Georgetown University has placed a recently hired staff member on administrative leave after her anti-Semitic social media posts were revealed.

Aneesa Johnson, who was hired by Georgetown's School of Foreign Service to be the "primary point of contact" for master's students on "everything academic," has a history of anti-Semitic activity and statements dating back to 2015.

According to social media posts published by Canary Mission, a group that tracks anti-Semitism online, Johnson in July 2015 tweeted that she had a "deep seeded [sic] hate for Zio bitches," a derogatory reference to Zionists.

She also tweeted a picture of an Orthodox Jewish boy, with the caption "When the world hates you bc you a thief and grew up looking like a shaytan [devil] #GrowingUpIsraeli."

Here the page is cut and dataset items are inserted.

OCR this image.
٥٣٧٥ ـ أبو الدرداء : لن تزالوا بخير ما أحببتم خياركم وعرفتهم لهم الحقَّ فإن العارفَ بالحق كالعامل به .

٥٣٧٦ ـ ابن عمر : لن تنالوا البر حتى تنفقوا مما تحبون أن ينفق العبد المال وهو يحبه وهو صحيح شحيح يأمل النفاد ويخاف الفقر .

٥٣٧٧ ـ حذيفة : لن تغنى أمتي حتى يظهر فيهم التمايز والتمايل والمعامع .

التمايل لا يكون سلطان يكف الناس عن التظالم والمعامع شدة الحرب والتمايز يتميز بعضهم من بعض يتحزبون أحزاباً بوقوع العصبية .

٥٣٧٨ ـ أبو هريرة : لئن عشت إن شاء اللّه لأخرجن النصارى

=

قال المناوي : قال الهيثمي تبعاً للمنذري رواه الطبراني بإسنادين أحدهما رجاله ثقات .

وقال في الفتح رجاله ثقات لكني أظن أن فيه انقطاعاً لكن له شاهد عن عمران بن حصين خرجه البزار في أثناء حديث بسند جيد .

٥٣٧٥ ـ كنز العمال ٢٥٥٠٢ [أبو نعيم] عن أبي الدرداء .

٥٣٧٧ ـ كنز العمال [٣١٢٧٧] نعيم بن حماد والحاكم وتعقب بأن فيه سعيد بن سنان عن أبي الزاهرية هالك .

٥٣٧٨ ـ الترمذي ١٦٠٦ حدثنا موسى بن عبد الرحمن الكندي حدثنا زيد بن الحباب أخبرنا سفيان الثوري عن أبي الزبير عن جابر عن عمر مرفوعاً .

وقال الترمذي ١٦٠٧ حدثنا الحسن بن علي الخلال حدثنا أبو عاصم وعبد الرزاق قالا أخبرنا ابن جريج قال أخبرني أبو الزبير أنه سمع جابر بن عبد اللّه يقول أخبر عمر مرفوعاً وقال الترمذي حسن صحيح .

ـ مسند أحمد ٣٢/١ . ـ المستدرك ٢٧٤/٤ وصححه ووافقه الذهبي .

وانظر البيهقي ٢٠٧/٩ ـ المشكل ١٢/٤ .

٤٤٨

According to her LinkedIn, Johnson most recently served as a school counselor for Fairfax County Public Schools after completing her master's in counseling at Johns Hopkins.

She also has been involved in various anti-Israel efforts, beginning as a student at Northwestern University in 2015, where she participated in a Boycott, Divestment, and Sanctions campaign, which seeks to harm Israel economically. She also was events coordinator for the university's chapter of Students for Justice in Palestine, a group that has ties to Islamic terrorists.

In 2021, she cohosted a podcast in which she said that "every American" should carry a "sense of guilt" for the United States' support for Israel.

In response to the revelations, Georgetown released a statement that said it had placed Johnson on "immediate administrative leave" and that the university was "not aware" of her social media posts when it hired her.

Many other universities have recently come under fire for employing anti-Semites. In the wake of the October 7 Hamas terror attacks on Israel, a George Washington University professor shared posts that described the terrorists as "martyrs" and endorsed their "armed resistance." A Cornell professor was placed on leave after calling the attacks—which killed more than 1,400 Israelis—"energizing" and "exhilarating."